What Gear to Bring on Your First Hurricane Intercept
Isaac is out the door and now your interest is piqued. You want to experience a Hurricane first hand. As a storm chaser, it’s entirely reasonable that you’d do just that. Besides, Hurricanes are kind of cool to us in a weird sort of way.
So, you’re ready to tackle your first hurricane intercept. The model track is set, you’ve got your target city, and your equipment and team is ready to roll. Before you head out that door, though, I’m going to cover in greater detail what you should be taking with you and what dangers you are going to face for the next 72+ hours.
The Gear List:
- A Paper Map. You never know when the power grid will fail and the cell towers will go down. Also, during hurricane conditions, GPS navigators can be less than reliable. So make sure you keep up with your current location with a physical map.
- Water. I suggest taking at least a case, if not two cases, of bottled water. You may be stuck in your intercept area for a few days if your escape routes are blocked. Also, it helps to have extra in case you come across anyone in need of assistance.

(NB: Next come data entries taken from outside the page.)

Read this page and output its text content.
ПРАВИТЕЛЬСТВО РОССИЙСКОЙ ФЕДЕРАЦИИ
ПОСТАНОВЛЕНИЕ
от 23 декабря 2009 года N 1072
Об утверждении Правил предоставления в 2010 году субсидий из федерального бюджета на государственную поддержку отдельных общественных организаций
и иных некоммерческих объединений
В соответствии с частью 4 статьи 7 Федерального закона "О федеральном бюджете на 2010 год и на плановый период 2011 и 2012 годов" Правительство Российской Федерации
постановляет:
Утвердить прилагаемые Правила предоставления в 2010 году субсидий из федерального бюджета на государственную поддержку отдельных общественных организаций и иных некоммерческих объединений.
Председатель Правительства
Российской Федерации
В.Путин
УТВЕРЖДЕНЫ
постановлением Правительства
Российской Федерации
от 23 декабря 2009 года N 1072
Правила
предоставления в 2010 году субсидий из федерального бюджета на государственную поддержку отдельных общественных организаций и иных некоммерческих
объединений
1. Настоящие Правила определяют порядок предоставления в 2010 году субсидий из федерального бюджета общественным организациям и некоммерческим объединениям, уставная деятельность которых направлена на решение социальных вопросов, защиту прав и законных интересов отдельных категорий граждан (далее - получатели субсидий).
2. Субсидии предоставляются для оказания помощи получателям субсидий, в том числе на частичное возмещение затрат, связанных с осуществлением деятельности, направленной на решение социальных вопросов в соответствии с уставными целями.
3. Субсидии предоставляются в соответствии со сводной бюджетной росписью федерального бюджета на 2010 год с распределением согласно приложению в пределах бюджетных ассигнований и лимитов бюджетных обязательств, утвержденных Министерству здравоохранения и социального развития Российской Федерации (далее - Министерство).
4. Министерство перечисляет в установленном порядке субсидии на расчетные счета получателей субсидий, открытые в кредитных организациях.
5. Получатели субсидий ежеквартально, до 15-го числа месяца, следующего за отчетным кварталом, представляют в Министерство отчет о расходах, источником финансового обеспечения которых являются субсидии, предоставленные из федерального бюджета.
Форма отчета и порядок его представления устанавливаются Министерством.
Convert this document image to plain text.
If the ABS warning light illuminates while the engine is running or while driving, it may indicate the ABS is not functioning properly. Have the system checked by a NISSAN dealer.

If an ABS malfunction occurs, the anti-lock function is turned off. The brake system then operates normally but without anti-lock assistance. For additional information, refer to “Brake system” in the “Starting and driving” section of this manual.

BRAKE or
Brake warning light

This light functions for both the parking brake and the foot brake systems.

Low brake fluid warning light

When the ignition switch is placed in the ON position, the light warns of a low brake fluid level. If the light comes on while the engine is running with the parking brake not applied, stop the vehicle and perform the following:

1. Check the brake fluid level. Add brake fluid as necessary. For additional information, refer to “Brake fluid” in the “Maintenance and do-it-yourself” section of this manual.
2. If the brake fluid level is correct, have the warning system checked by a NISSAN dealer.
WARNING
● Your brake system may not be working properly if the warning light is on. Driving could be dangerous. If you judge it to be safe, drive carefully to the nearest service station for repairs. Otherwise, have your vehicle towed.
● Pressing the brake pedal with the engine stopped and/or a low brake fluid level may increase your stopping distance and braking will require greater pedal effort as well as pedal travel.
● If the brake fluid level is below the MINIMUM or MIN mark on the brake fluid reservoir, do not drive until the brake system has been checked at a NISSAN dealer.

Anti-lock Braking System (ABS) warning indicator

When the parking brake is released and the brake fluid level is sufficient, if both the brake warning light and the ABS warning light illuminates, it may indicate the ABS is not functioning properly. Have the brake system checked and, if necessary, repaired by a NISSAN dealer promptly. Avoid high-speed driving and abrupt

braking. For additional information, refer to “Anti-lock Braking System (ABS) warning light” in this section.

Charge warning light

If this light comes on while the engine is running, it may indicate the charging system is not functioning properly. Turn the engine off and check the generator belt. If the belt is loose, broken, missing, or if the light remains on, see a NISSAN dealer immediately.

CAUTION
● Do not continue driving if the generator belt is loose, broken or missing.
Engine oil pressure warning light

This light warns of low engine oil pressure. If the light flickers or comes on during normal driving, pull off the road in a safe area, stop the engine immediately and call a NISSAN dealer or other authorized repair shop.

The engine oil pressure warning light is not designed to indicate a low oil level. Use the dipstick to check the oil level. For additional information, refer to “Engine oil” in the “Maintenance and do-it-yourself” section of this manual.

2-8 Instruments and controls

- Food, enough for at least three days per person. Again, you may get stuck in your target area for days at a time. Make sure you have enough food and snacks to keep you and your team satisfied until the way out is unblocked or help arrives.
- A basic first aid kit. Just in case you, one of your team members, or someone stuck in the landfall area needs basic first aid.
- Cell phones, laptops, cameras, chargers, spare cash, etc. Make sure you understand that there is a very high probability that anything you bring with you can and will get wet. Protect it with plastic baggies or any protective coverings you have.
- Spare changes of clothes, including rain gear. Sure, the rain gear might help. But face it, you’re going to be wet and cold for awhile.
- Drivers license, medications, IDs, etc. Bring along anything else you think might help you or be of assistance, including your ID and any medications you take.
- EXTRA FUEL. I cannot stress this enough. If the power grid goes down, gas stations will not be able to sell you fuel and the power outages could stretch for quite a good distance. Make sure you have spare gas tanks in your trunk or in the back of your vehicle to get you back to power and readily available gas.
So there you have it, a pretty basic list of what to bring gear wise when the going gets tough. What other gear do you guys find useful to take along?